# It's always sunny in Philidelphia



## andyf (Feb 23, 2000)

Did anyone's SP pick this up last night. My TiVo missed it because the guide data changed late from 2 1/2 hour episodes to 1 1 hour episode.

It repeats tonight and Saturday so no problem, but I don't see any posts here so I was curious.


----------



## jamesbobo (Jun 18, 2000)

I noticed that it wasn't going to record and set it manually. My question is why should the length of the show make a difference. It's still the same channel and show title.


----------



## windracer (Jan 3, 2003)

I had noticed this Thursday morning and posted the warning here:

http://www.tivocommunity.com/tivo-vb/showthread.php?t=305692

Sorry you missed it. I have the same question though: even with a double episode, why did the Guide data not reflect a "new" show?


----------



## andyf (Feb 23, 2000)

jamesbobo said:


> I noticed that it wasn't going to record and set it manually. My question is why should the length of the show make a difference. It's still the same channel and show title.


The show title was different. It relected both episodes in the title.


----------



## jamesbobo (Jun 18, 2000)

andyf said:


> The show title was different. It relected both episodes in the title.

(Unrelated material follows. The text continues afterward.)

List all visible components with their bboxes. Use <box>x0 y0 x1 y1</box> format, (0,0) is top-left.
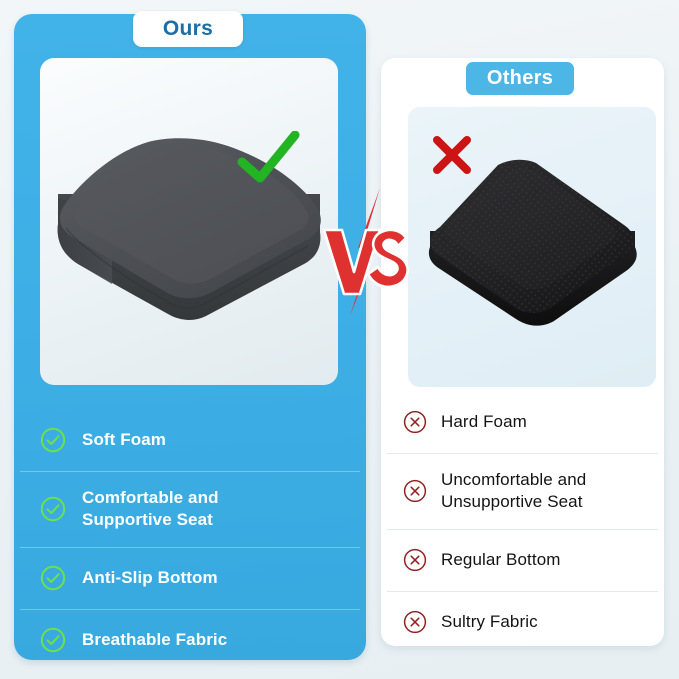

That's the episode title that's different. The show is still It's Always Sunny in Philadelphia.


----------



## Havana Brown (Feb 3, 2005)

I'm confused. Was it two shows in an hour with two different titles or was there more than that?


----------



## mick66 (Oct 15, 2004)

I recorded a few episodes last season, but decided it wasn't that good. This year I decided to check it out again because of Danny Devito. My Tivo has been refusing to record it giving the 28 day rule as the reason and now I see it's because FX has been FXing with the schedule. Right now my DT Tivo has thursday nights 1 hour double episode scheduled at 9pm as well as the 30 minute episode (2nd half of the 1 hour) at 9:30 scheduled even though it's no longer in the guide. I give up. SP deleted.


----------



## FilmCritic3000 (Oct 29, 2004)

This was a royal screwup of epic proportions!  

I'll collect the episodes as they air via the Season Pass and sincerely hope they rerun the season premiere in the very near future, although there's no listing of said premiere airing in a fortnight.


----------



## azitnay (Jan 20, 2003)

Ugh, guess I have to monitor the SP Alerts forum more often while on vacation .

Wasn't a problem to pull the first two episodes off BitTorrent, though.

Drew


----------



## jamesbobo (Jun 18, 2000)

For what it's worth, things seem to be back to normal. Last nights two episodes were recorded without any problem as a single hour episode and next week a 30 minute episode (it's followed by a repeat) is set to record.


----------



## Havana Brown (Feb 3, 2005)

Oooh, my Tivo was smart. It picked up all the episodes so far, but it shows them as 2 in the same hour, not separate.


----------